Let’s go through the architecture in detail:

  • We specify the number of dimensions in the input noise vector (z_dimensions) as 32. Configuring this hyperparameter follows the same advice we gave for selecting the number of dimensions in word-vector space in Chapter 11: A higher-dimensional noise vector has the capacity to store more information and thus can improve the quality of the GAN’s fake-image output; however, this comes at the cost of increased computational complexity. Generally, we recommend experimenting with varying this hyperparameter by multiples of 2.

  • As with our discriminator model architecture (Example 12.3), we again opted to wrap our generator architecture within a function.

  • The input is the random noise array with a length corresponding to latent_dim, which in this case is 32.

  • The first hidden layer is a dense layer. This fully connected layer enables the latent-space input to be flexibly mapped to the spatial (de-convolutional) hidden layers that follow. The 32 input dimensions are mapped to 3,136 neurons in the dense layer, which outputs a one-dimensional array of activations. These activations are then reshaped into a 7×7×64 activation map. This dense layer is the only layer in the generator where dropout is applied.

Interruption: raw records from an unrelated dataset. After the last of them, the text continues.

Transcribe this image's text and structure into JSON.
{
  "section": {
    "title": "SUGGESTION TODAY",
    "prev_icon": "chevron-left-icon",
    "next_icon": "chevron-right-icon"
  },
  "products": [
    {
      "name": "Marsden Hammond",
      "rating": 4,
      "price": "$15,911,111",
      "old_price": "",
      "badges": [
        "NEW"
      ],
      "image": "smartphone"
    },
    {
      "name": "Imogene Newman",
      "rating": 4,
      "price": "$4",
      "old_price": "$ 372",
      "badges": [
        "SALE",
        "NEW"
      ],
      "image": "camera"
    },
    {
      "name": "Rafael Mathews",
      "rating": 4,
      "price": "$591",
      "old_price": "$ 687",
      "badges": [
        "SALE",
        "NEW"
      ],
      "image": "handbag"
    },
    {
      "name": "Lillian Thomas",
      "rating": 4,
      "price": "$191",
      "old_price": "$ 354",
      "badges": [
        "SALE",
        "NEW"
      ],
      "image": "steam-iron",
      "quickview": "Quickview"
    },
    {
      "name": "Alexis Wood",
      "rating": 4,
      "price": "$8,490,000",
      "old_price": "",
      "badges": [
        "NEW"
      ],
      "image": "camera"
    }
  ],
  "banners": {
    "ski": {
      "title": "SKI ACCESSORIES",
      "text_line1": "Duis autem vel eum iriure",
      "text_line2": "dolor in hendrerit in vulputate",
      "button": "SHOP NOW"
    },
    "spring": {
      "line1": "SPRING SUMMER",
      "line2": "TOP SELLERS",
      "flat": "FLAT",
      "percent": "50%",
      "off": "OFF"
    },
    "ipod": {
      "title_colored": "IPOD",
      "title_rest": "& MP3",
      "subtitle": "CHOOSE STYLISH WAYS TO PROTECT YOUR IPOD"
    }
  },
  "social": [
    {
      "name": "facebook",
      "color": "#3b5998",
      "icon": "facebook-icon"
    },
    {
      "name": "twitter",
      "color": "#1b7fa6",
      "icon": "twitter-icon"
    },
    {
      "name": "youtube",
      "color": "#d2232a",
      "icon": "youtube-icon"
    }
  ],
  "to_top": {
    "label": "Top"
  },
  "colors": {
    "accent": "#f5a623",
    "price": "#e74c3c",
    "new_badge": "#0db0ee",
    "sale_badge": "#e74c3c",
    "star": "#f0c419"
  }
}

  • The network has three de-convolutional layers (specified by Conv2DTranspose). The first has 32 filters, and this number is halved successively in the remaining two layers.13 While the number of filters decreases, the size of the filters increases, thanks to the upsampling layers (UpSampling2D). Each time upsampling is applied (with its default parameters, as we use it here), both the height and the width of the activation map double.14 All three de-convolutional layers have the following:

    • 5×5

    • Stride of 1 × 1 (the default)

    • Padding set to same to maintain the dimensions of the activation maps after de-convolution

    • ReLU activation functions

    • Batch normalization applied (to promote regularization)

  • The output layer is a convolutional layer that collapses the 28×28×8 activation maps into a single 28×28×1 image. The sigmoid activation function in this last step ensures that the pixel values range from 0 to 1, just like the data from real images that we feed into the discriminator separately.

13. As with convolutional layers, the number of filters in the layer corresponds to the number of slices (the depth) of the activation map the layer outputs.

14. This makes upsampling roughly the inverse of pooling.

Exactly as we did with the discriminator network, we call the build_generator function without supplying any arguments to build the generator:

generator = build_generator()

Calling the model’s summary method shows that the generator has only 177,000 trainable parameters—a mere 4 percent of the number of parameters in the discriminator.

The Adversarial Network

Combining the training processes from Figures 12.2 and 12.3, we arrive at the outline in Figure 12.9. By executing the code examples so far in this chapter, we have accomplished the following:

  • With respect to discriminator training (Figure 12.2), we’ve constructed our discriminator network and compiled it: It’s ready to be trained on real and fake images so that it can learn how to distinguish between these two classes.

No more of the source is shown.